Special session ends with thud; redistricting




 

 

Two big things happened Tuesday, Aug. 15.

One was the 30-day special session of the Texas Legislature faded on day 29, when House Speaker Joe Straus abruptly adjourned the House a day early. More about that later.

The other big thing was that a threejudge federal court in San Antonio ruled that two Texas congressional districts are unconstitutional, because they were drawn with intentional discrimination against minorities.

The judges told Texas Atty. Gen. Ken Paxton to notify them by Friday whether the Legislature would re-draw the lines, or leave it to the judges – in which case hearings would begin Sept. 5 to draw the lines.

The districts are the 27th, represented by Republican Blake Farenthold, stretching from Corpus Christi to Bastrop County, east of Austin; and the 35th, represented by Democrat Lloyd Doggett, from Austin to San Antonio.

The court ruled Farenthold’s district had been redistricted to destroy its ability to elect a Hispanic, and Doggett’s had been packed with Hispanics, trying to elect a Hispanic, but make it harder for Hispanics to win in adjoining districts.

Paxton Friday asked the U.S. Supreme Court to overrule the decision. He also told the lower court Gov. Greg Abbott didn’t want to call a special session to redistrict, because of lack of time before campaign filing for 2018 elections begins in November.

Abbott – who as attorney general before Paxton had defended the districts – also said he didn’t want to waive the state’s ability to appeal a decision “with which it vigorously disagrees,” Paxton’s filing said.

Paxton asked the lower court to delay enforcing its order until the Supreme Court indicates what it will do with the appeal.

Now, about the special session’s end:

You could say it ended with a thud, because the House decided to turn out the lights and declare the party over a day early.

Or, since Straus and the House left hanging bills to crimp the ability of local governments to raise property taxes, and killed one to dictate which bathrooms transgender people must use, it could be called exciting.

It excited Lt. Gov. Dan Patrick, and Gov. Abbott, who were surprised.

The House took no action on Patrick’s transgender potty police bill, which Straus had opposed. And the House left the Senate with a take-it-or-leave-it version of the property tax bill, weaker than what Patrick, and Abbott, had wanted.

Patrick decided the Senate should ignore the weaker version, rather than pass it. He adjourned the Senate Tuesday evening, a few hours after the House.

At an angry press conference minutes later, at 9:15 p.m., Patrick, flanked by several of the Senate Republicans he dominates, blasted fellow Republican Straus.

Abbott, who hadn’t endorsed Patrick’s transgender potty patrol bill until late in the regular legislative session, did put it on his special session agenda.

In a show of what he hoped was strength or leadership, Gov. Abbott said the day before the special session began that he was keeping a list of who his legislative supporters were. Some legislators thought that threat was ridiculous.

The day after the special session adjourned, Abbott told a Lubbock radio interviewer that he’d be involved in legislative races next year – including, possibly, Straus’s try for re-election as speaker.
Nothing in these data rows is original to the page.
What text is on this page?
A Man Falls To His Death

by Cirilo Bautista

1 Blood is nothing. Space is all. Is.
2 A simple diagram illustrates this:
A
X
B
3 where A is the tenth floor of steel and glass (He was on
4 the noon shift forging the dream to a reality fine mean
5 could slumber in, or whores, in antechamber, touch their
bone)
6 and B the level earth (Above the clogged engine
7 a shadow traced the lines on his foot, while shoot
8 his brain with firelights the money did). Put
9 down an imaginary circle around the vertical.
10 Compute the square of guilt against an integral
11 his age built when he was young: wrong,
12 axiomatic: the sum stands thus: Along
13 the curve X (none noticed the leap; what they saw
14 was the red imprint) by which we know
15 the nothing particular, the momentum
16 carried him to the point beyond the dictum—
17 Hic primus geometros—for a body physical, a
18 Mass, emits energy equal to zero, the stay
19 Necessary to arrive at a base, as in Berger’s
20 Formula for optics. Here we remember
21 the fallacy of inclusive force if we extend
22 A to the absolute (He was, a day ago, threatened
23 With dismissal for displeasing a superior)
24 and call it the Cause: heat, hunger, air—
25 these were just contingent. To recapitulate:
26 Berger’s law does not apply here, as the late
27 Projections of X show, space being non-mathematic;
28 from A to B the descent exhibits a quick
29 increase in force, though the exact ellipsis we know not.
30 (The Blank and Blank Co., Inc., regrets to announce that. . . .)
“If we are going to ensure that Texas remains the model for governance in the United States of America we must always be passing laws that constrain spending, that reduce regulation. It’s those two pieces, along with cutting taxes, that attract and expand the Texas economic environment,” Abbott said.

“We’ve got to make sure we have the current speaker support those principles or we’ve got to get the votes in the House to make sure we get those principles passed,” he said.

This is not without its perils. If Abbott gets involved in legislative elections, and it doesn’t work, he would look weaker.

On the potty bill, Abbott, and Patrick, risk backlash from some usual Republican supporters.

The Texas business community, including several huge corporations, got increasingly involved in opposing the legislation, fearing transgender discrimination would bring economic boycotts.

Had the bill passed, the risk for Abbott was that the normally Republican-leaning business community could decide their interests lie more with responsible, service-providing lawmakers than discriminatory tax-cutting ideologues.

Also, local government leaders resent the state trying to hamper their ability to raise property taxes for services like schools and police, while state lawmakers shirk their funding responsibilities. The locals consider it a damaging unfunded mandate – a sham that impairs public services, so state lawmakers can boast of being tax-cutters.

In the long run, Abbott may owe Straus a vote of thanks for dumping those bills. He may have saved Abbott from himself.